The young, vegetatively propagated cuttings of Populus cathayana Rehder were exposed to a
progressive drought stress for 12 weeks in a greenhouse to characterize the physiological and
biochemical basis of drought adaptation in woody plants. Two contrasting populations were
employed in our study, which were from the wet and dry climate regions in western China,
respectively. The results showed that the adaptive responses of P. cathayana to drought were
affected by drought intensity and poplar genotype (population). The progressive drought stress
significantly inhibited plant growth, increased carotenoid contents and, at the same time,
accumulated soluble sugars and free proline in the plants of both populations tested. On the
other hand, the gradually increasing drought also induced antioxidative systems including
the increase of the activities of superoxide dismutase (SOD) and guaiacol peroxidase (POD).
Moreover, there were different responses to progressive drought stress between the two contrasting
populations. Compared with the wet climate population, the dry climate population had lower shoot height and growth rate, higher free proline content, and more efficient photoprotective system (such as higher carotenoid content and Car/Chl) and antioxidant system(such as higher POD activity), as a result of drought stress.
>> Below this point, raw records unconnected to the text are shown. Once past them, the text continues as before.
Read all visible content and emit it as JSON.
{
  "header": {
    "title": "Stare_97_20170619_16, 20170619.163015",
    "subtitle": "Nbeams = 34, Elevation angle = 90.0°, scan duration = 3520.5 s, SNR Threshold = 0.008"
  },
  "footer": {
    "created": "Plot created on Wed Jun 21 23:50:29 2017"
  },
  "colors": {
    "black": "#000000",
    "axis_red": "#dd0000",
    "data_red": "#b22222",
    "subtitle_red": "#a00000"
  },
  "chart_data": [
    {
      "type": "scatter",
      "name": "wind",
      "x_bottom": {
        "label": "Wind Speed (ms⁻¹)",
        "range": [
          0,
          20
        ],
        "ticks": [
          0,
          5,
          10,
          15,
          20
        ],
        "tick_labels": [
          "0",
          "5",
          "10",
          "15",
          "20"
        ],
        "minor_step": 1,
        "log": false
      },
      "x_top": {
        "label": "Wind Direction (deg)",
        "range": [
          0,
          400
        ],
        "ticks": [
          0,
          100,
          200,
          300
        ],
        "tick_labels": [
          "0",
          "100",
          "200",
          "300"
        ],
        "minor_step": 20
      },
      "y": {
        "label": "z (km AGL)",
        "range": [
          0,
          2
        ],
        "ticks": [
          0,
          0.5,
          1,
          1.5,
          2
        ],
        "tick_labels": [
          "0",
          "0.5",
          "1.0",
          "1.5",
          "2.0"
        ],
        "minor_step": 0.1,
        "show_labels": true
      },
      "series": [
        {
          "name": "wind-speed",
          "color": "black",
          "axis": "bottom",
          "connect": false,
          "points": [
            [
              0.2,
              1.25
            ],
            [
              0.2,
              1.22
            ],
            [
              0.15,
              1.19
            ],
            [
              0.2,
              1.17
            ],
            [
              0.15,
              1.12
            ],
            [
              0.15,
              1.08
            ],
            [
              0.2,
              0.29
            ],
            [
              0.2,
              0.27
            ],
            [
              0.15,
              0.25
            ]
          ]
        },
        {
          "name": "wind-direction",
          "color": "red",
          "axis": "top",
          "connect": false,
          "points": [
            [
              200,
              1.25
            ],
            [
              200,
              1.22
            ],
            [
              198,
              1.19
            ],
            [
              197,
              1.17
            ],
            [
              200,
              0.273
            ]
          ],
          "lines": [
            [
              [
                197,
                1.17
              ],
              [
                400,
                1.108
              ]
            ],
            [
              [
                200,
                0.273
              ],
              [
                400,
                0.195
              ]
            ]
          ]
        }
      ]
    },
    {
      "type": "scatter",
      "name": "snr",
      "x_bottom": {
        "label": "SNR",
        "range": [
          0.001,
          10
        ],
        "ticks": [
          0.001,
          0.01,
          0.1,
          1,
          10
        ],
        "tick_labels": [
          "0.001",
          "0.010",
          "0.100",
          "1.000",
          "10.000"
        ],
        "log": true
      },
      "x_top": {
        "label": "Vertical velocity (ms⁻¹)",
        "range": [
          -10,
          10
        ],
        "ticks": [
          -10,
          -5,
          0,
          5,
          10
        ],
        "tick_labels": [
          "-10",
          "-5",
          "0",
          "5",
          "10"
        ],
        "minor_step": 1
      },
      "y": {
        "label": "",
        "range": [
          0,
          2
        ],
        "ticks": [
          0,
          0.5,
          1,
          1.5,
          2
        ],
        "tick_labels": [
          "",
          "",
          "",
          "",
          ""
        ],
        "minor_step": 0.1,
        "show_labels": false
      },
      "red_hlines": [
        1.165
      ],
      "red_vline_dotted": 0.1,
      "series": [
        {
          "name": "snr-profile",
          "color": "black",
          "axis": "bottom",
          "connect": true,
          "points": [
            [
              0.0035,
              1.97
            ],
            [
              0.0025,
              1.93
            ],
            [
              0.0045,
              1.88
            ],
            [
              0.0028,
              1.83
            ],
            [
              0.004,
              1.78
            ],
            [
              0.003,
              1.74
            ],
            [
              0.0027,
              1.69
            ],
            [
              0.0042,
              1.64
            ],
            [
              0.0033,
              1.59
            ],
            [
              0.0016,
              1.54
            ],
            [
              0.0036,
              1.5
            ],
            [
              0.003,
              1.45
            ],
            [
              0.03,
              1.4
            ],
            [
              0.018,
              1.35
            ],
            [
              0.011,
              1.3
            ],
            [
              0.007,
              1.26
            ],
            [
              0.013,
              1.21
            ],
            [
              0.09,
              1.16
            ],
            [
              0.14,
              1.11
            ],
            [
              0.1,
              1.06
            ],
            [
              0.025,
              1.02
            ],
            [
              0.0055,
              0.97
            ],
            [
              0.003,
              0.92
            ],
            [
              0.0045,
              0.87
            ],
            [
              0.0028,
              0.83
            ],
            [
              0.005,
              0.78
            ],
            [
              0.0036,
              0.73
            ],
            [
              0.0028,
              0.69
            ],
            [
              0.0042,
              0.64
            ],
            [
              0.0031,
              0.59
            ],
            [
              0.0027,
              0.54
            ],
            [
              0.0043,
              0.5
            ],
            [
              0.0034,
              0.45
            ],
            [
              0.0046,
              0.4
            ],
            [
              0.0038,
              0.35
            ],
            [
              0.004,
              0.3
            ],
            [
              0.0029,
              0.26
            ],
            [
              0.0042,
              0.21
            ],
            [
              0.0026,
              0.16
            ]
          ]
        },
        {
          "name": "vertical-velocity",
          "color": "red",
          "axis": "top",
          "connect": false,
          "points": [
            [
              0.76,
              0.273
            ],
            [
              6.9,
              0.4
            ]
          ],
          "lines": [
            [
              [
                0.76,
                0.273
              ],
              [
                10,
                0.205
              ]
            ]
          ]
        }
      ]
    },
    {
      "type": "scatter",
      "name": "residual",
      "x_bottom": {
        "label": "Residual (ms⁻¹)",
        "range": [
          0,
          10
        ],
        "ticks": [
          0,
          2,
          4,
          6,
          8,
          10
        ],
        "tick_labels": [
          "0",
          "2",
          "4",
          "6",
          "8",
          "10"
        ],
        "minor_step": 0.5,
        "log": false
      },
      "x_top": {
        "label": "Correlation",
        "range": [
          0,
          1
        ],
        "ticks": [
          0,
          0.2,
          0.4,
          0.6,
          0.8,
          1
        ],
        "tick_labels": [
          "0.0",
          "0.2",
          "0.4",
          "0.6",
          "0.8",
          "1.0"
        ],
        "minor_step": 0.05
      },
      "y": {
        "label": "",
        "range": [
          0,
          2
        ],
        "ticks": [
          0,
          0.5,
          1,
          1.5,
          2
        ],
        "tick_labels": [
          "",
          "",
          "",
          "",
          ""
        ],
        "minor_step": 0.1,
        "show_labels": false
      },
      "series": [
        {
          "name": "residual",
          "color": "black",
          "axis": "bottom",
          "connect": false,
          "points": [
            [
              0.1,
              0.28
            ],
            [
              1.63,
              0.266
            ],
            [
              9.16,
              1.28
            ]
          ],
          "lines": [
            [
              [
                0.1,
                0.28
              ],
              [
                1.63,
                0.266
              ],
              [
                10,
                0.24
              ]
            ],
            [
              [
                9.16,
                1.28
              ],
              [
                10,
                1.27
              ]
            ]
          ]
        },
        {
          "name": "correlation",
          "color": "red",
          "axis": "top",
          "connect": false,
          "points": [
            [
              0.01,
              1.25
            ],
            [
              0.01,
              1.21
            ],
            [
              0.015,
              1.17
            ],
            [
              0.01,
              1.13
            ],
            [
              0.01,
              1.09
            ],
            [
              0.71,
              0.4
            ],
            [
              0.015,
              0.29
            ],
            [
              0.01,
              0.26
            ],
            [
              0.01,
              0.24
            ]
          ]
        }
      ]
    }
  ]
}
These results suggest that the dry climate population possesses better drought tolerance than the wet climate population.The differences in drought tolerance may be closely related with efficient photoprotective system, accumulation of the osmoprotectant proline as well as the increased capacity of the antioxidative system to scavenge reactive oxygen species, and the consequent suppressed level of lipid peroxidation under drought conditions.